With Thanksgiving right around the corner, now is a terrific time to clean out your refrigerator and make room for leftovers!

Refrigerators hold our food. Naturally, they need to be clean to avoid germs and keep our loved ones safe. While cleaning, you might also be surprised to find items that have been long forgotten and some that are past their expiration dates.

Cleaning

Start with a pan of warm water and dish soap, or disinfecting cloths, and get to work. Keep a trash barrel handy to toss out old items, moldy foods, and other things you no longer use. Be sure to check dates on all your food; if in doubt, throw it out!

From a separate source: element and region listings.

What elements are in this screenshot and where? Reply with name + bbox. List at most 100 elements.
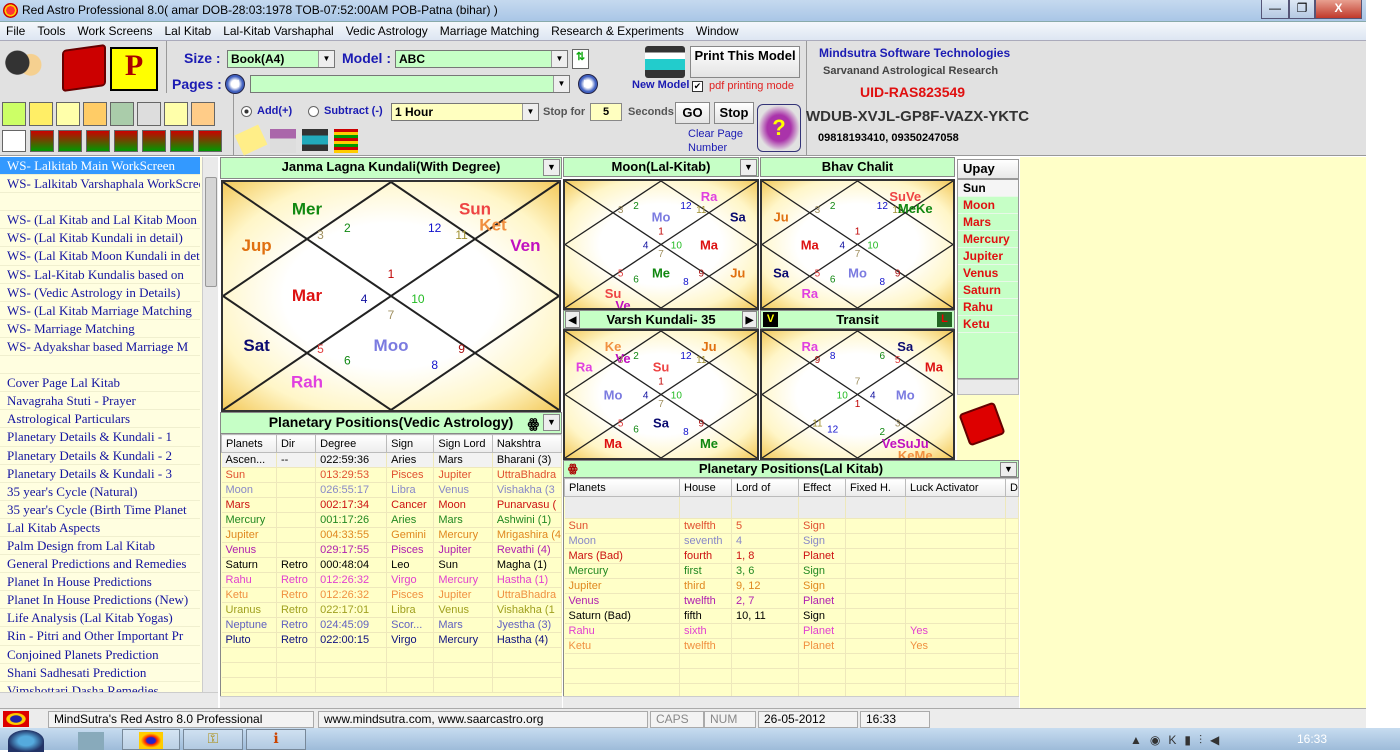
column-header[interactable]: House bbox=[680, 479, 732, 497]
planet-label[interactable]: Mo bbox=[604, 388, 623, 403]
vedic-toggle[interactable]: V bbox=[763, 312, 778, 327]
sidebar-item[interactable]: Planetary Details & Kundali - 1 bbox=[0, 428, 200, 446]
planet-label[interactable]: Ve bbox=[615, 298, 630, 310]
table-row[interactable]: KetutwelfthPlanetYes bbox=[565, 639, 1019, 654]
table-row[interactable]: Venustwelfth2, 7Planet bbox=[565, 594, 1019, 609]
screen-3-icon[interactable] bbox=[86, 130, 110, 152]
table-row[interactable]: RahuRetro012:26:32VirgoMercuryHastha (1) bbox=[222, 573, 562, 588]
print-model-button[interactable]: Print This Model bbox=[690, 46, 800, 78]
chevron-down-icon[interactable]: ▼ bbox=[543, 414, 560, 431]
screen-2-icon[interactable] bbox=[58, 130, 82, 152]
table-row[interactable]: NeptuneRetro024:45:09Scor...MarsJyestha … bbox=[222, 618, 562, 633]
sidebar-item[interactable]: WS- (Lal Kitab Marriage Matching bbox=[0, 302, 200, 320]
planet-label[interactable]: Ra bbox=[701, 189, 718, 204]
portrait-icon[interactable] bbox=[137, 102, 161, 126]
column-header[interactable]: Fixed H. bbox=[846, 479, 906, 497]
upay-item[interactable]: Mars bbox=[958, 214, 1018, 231]
table-row[interactable]: Moon026:55:17LibraVenusVishakha (3 bbox=[222, 483, 562, 498]
planet-label[interactable]: Ju bbox=[774, 210, 789, 225]
sidebar-item[interactable]: Shani Sadhesati Prediction bbox=[0, 664, 200, 682]
screen-7-icon[interactable] bbox=[198, 130, 222, 152]
upay-item[interactable]: Rahu bbox=[958, 299, 1018, 316]
table-row[interactable]: PlutoRetro022:00:15VirgoMercuryHastha (4… bbox=[222, 633, 562, 648]
globe-icon[interactable] bbox=[110, 102, 134, 126]
planet-label[interactable]: Ju bbox=[701, 339, 716, 354]
sidebar-item[interactable]: Conjoined Planets Prediction bbox=[0, 646, 200, 664]
next-year-icon[interactable]: ▶ bbox=[742, 311, 757, 328]
menu-marriage-matching[interactable]: Marriage Matching bbox=[434, 22, 545, 41]
planet-label[interactable]: Ra bbox=[801, 339, 818, 354]
add-radio[interactable] bbox=[241, 106, 252, 117]
pages-select[interactable]: ▼ bbox=[250, 75, 570, 93]
janma-kundali-chart[interactable]: 12Mer3Jup4Mar5Sat6Rah7Moo891011Ven12SunK… bbox=[221, 180, 561, 412]
refresh-model-icon[interactable]: ⇅ bbox=[572, 49, 589, 69]
sidebar-item[interactable]: WS- (Lal Kitab Kundali in detail) bbox=[0, 229, 200, 247]
align-icon[interactable] bbox=[2, 130, 26, 152]
menu-tools[interactable]: Tools bbox=[31, 22, 71, 41]
sidebar-item[interactable]: Planetary Details & Kundali - 2 bbox=[0, 447, 200, 465]
planet-label[interactable]: Me bbox=[652, 265, 670, 280]
sidebar-item[interactable]: Rin - Pitri and Other Important Pr bbox=[0, 627, 200, 645]
screen-4-icon[interactable] bbox=[114, 130, 138, 152]
prev-page-icon[interactable]: ◀ bbox=[225, 74, 245, 94]
prev-year-icon[interactable]: ◀ bbox=[565, 311, 580, 328]
upay-item[interactable]: Jupiter bbox=[958, 248, 1018, 265]
upay-scrollbar[interactable] bbox=[957, 379, 1019, 395]
planet-label[interactable]: MeKe bbox=[898, 201, 933, 216]
table-row[interactable]: KetuRetro012:26:32PiscesJupiterUttraBhad… bbox=[222, 588, 562, 603]
size-select[interactable]: Book(A4)▼ bbox=[227, 50, 335, 68]
planet-label[interactable]: Mar bbox=[292, 286, 323, 305]
planet-label[interactable]: Mo bbox=[848, 265, 867, 280]
screen-5-icon[interactable] bbox=[142, 130, 166, 152]
menu-research[interactable]: Research & Experiments bbox=[545, 22, 690, 41]
taskbar-redastro-icon[interactable] bbox=[122, 729, 180, 750]
minimize-button[interactable]: — bbox=[1261, 0, 1289, 19]
menu-window[interactable]: Window bbox=[690, 22, 745, 41]
planet-label[interactable]: Ra bbox=[576, 360, 593, 375]
menu-vedic-astrology[interactable]: Vedic Astrology bbox=[340, 22, 434, 41]
vedic-hscrollbar[interactable] bbox=[220, 696, 562, 708]
table-row[interactable]: RahusixthPlanetYes bbox=[565, 624, 1019, 639]
planet-label[interactable]: Sa bbox=[653, 415, 670, 430]
print-page-icon[interactable] bbox=[270, 129, 296, 153]
start-button[interactable] bbox=[8, 730, 44, 752]
planet-label[interactable]: Sat bbox=[243, 336, 270, 355]
sidebar-item[interactable]: Navagraha Stuti - Prayer bbox=[0, 392, 200, 410]
sidebar-item[interactable]: WS- Lalkitab Main WorkScreen bbox=[0, 157, 200, 175]
table-row[interactable]: Mars002:17:34CancerMoonPunarvasu ( bbox=[222, 498, 562, 513]
planet-label[interactable]: Mo bbox=[652, 210, 671, 225]
planet-label[interactable]: Ma bbox=[925, 360, 944, 375]
upay-item[interactable]: Moon bbox=[958, 197, 1018, 214]
system-tray-icons[interactable]: ▲◉K▮⫶◀ bbox=[1130, 733, 1227, 748]
sidebar-item[interactable]: WS- Adyakshar based Marriage M bbox=[0, 338, 200, 356]
planet-label[interactable]: Sa bbox=[897, 339, 914, 354]
varsh-kundali-chart[interactable]: 1Su2KeVe3Ra4Mo56Ma7Sa8Me9101112Ju bbox=[563, 329, 759, 460]
print-preview-icon[interactable]: P bbox=[110, 47, 158, 91]
list-icon[interactable] bbox=[56, 102, 80, 126]
table-row[interactable]: SaturnRetro000:48:04LeoSunMagha (1) bbox=[222, 558, 562, 573]
planet-label[interactable]: Su bbox=[653, 360, 670, 375]
new-model-link[interactable]: New Model bbox=[632, 79, 689, 91]
screen-1-icon[interactable] bbox=[30, 130, 54, 152]
bhav-chalit-chart[interactable]: 123Ju4Ma5Sa6Ra7Mo89101112SuVeMeKe bbox=[760, 179, 955, 310]
sidebar-item[interactable]: WS- Lalkitab Varshaphala WorkScreen bbox=[0, 175, 200, 193]
planet-label[interactable]: Jup bbox=[241, 236, 271, 255]
sidebar-item[interactable]: 35 year's Cycle (Birth Time Planet bbox=[0, 501, 200, 519]
upay-item[interactable]: Saturn bbox=[958, 282, 1018, 299]
red-book-icon[interactable] bbox=[62, 44, 106, 92]
menu-file[interactable]: File bbox=[0, 22, 31, 41]
pdf-mode-checkbox[interactable]: ✔ bbox=[692, 81, 703, 92]
sidebar-item[interactable]: Planet In House Predictions bbox=[0, 573, 200, 591]
printer-2-icon[interactable] bbox=[302, 129, 328, 151]
sidebar-item[interactable]: Astrological Particulars bbox=[0, 410, 200, 428]
user-profile-icon[interactable] bbox=[2, 45, 46, 89]
table-row[interactable]: Saturn (Bad)fifth10, 11Sign bbox=[565, 609, 1019, 624]
sidebar-item[interactable] bbox=[0, 356, 200, 374]
column-header[interactable]: Planets bbox=[565, 479, 680, 497]
taskbar-app-pen-icon[interactable] bbox=[78, 732, 104, 750]
planet-label[interactable]: KeMe bbox=[898, 448, 933, 460]
sidebar-item[interactable]: WS- (Lal Kitab and Lal Kitab Moon bbox=[0, 211, 200, 229]
planet-label[interactable]: Ven bbox=[510, 236, 540, 255]
next-page-icon[interactable]: ▶ bbox=[578, 74, 598, 94]
planet-label[interactable]: Rah bbox=[291, 373, 323, 392]
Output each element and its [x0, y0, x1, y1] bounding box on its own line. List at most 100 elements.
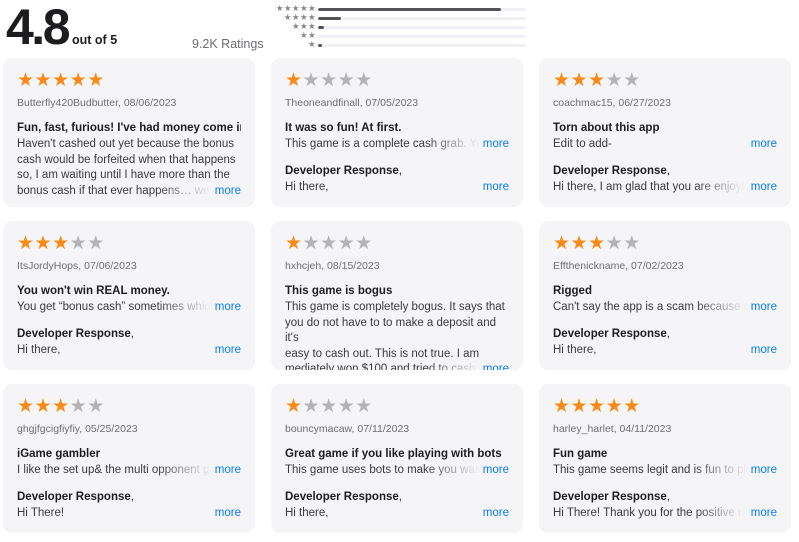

Once it’s clean, remember to always wipe up spills immediately.

Stock like a pro

Once your fridge is clean, restock it right! When putting things back in your fridge, be sure to follow these simple rules to keep your food fresh and your family free from hazards like Listeria, Salmonella, and other germs. Here’s some great information on how to stock your refrigerator:

  • Milk and dairy products: Place these items on the bottom shelf – it’s the coldest part of your refrigerator. Avoid the temptation to use the shelves on the door. While it’s easier to grab the milk here, it’s also the worst place for it. Every time the fridge is opened, the door is the first part of the fridge to be exposed to the warmer air.
  • Meats, poultry, and seafood: Much like dairy products, these should always be stored on the bottom shelf. It’s a good idea to place them in a in a pan or tray to contain any liquids and keep your other food safe.
  • Eggs: Keep them in their original container and avoid using the egg tray that comes with the refrigerator. This protects them from absorbing other food odors, and also has the use-by date so you don’t eat old eggs.
  • Fruits and veggies: Store produce in the refrigerator’s bins. Your produce will last a bit longer as these are specifically designed to control humidity.

Freezing isn't forever!

Most foods can only tolerate a few weeks or months in a freezer and nothing will last longer than a year. Unfortunately, this means those expired frozen vegetables and that unused bag of shrimp from your 4th of July party in 2016 should be discarded. When you’re thawing frozen food, always be sure to do so in the fridge and not on the counter, and use a container so nothing leaks as it thaws.

Check out these basic guidelines for safe storage times for a variety of fresh and frozen foods:

Remember, if something doesn’t look or smell right, don’t chance it. Now that your refrigerator has been cleaned and decluttered, you’re ready for all those Thanksgiving leftovers!